Proses pemunculan bermula dari lahirnya karya-karya berbahasa jawa pertengahan, yakni kitab-kitab kidung. Kemudian muncul karya-karya berbahasa jawa baru berupa kitab-kitab suluk dan kitab-kitab niti. Kitab suluk dan kitab niti itu memberikan sumbangan yang besar terhadap perkembangan macapat.
Hipotesis Zoetmulder ( 1983 : 35 ) menyebutkan bahwa secara linguistik bahasa Jawa pertengahan bukan merupakan pangkal Bahasa Jawa Baru. Melainkan dua cabang yang terpisah dan divergen pada bahasa Jawa Kuno. Bahasa Jawa Kuno merupakan bahasa umum selama periode Hindu-Jawa sampai runtuhnya Majapahit.
Sejak datangnya pengaruh Islam, bahasa jawa kuno berkembang menurut dua arah yang berlainan yang menimbulkan Bahasa Jawa Pertengahan dan Bahasa Jawa Baru.
Kemudian, Bahasa Jawa Pertengahan dengan kidungnya, berkembang di Bali dan Bahasa Jawa Baru dengan macapatnya berkembang di Jawa. Bahkan, sampai sekarang tradisi penulisan karya Sastra Jawa Kuno dan Pertengahan masih ada di Bali.
Jenis-Jenis dan Struktur Macapat
Tembang Macapat biasanya terbagi ke dalam beberapa pupuh, sedangkan pupuh masih terbagi lagi menjadi beberapa pada (bait). pupuh yang merupakan bentuk puisi dengan jumlah suku kata dan rima tertentu di setiap barisnya, dalam hal ini menggunakan metrum yang sama.
Metrum biasanya tergantung kepada watak isi teks cerita. Jumlah bait pada pupuh berbeda-beda karena bergantung pada teks. Setiap bait atau pada masih terbagi gatra (baris kalimat) dengan beberapa wanda (suku kata) yang jumlahnya selalu tetap dan diakhiri vokal yang sama.
Istilah guru wilangan dalam hal ini merupakan sebuah aturan mengenai jumlah suku kata.
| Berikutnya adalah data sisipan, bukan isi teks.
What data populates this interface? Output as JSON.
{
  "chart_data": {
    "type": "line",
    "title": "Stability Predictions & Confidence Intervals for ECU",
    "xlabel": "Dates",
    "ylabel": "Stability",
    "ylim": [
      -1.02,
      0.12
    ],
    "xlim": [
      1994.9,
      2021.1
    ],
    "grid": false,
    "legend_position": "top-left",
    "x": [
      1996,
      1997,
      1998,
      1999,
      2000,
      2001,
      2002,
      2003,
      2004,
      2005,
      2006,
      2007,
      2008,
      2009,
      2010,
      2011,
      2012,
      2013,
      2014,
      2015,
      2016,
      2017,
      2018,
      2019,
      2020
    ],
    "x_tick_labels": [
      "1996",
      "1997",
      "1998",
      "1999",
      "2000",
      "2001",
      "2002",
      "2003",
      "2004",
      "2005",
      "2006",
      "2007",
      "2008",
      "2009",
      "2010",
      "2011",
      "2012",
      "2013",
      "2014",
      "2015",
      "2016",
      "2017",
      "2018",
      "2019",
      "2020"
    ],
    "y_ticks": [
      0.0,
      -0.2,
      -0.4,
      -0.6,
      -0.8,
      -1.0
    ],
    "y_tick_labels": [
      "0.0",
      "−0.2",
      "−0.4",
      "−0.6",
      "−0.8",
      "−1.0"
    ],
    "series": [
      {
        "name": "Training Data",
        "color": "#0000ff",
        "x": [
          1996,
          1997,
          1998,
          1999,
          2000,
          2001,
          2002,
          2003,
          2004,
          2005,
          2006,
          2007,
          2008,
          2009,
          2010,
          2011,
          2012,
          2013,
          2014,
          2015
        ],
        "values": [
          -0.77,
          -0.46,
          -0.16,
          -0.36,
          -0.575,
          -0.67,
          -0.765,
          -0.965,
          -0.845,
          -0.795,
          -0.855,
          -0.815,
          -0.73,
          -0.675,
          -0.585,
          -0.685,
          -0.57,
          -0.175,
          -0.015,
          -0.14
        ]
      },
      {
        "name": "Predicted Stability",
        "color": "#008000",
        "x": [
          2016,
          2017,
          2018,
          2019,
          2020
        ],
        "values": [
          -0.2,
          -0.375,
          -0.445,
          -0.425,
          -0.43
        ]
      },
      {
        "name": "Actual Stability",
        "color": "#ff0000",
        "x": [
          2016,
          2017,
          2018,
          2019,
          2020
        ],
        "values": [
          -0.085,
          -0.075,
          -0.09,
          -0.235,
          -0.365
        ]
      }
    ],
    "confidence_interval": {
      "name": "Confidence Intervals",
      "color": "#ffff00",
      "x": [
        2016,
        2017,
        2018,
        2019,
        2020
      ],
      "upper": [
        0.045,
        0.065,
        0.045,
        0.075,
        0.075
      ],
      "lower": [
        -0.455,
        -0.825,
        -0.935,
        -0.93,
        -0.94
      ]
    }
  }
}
Sementara itu, ada juga istilah guru lagu yang merupakan aturan pemakaian vokal akhir pada setiap larik atau gatra.
Tembang Macapat memiliki metrum baku berjumlah lima belas. Metrum tersebut terbagi lagi menjadi tembang cilik yang mewakili sembilan metrum, tembang tengahan mewakili enam metrum dan tembang gedhe yang hanya mencakup satu metrum.
Tembang Macapat tersaji dalam beberapa jenis. Masing-masing tembang memiliki perbedaan karena menyesuaikan dengan aturan-aturan yang membentuknya, yakni guru lagu dan guru wilangan. Secara umum ada 11 jenis tembang yang terkenal sebagai berikut :
Pangkur
Ada yang mengatakan istilah pangkur berasal dari nama punggawa dalam kependetaan yang biasa tercantum pada piagam-piagam bahasa Jawa Kuno. Pangkur berarti buntut atau ekor (Serat Purwaukara). Identik dengan sasmita atau isyarat tut pungkur berarti mengekor dan tut wuntat berarti mengikuti.
Maskumambang
Istilah hasil gabungan dari mas dan kumambang. Kata mas berasal dari premas yang berarti punggawa dalam upacara shaministis dan kumambang bermakna terapung yang juga bisa berarti kembang. maskumambang berarti punggawa yang melaksanakan upacara shamanistis.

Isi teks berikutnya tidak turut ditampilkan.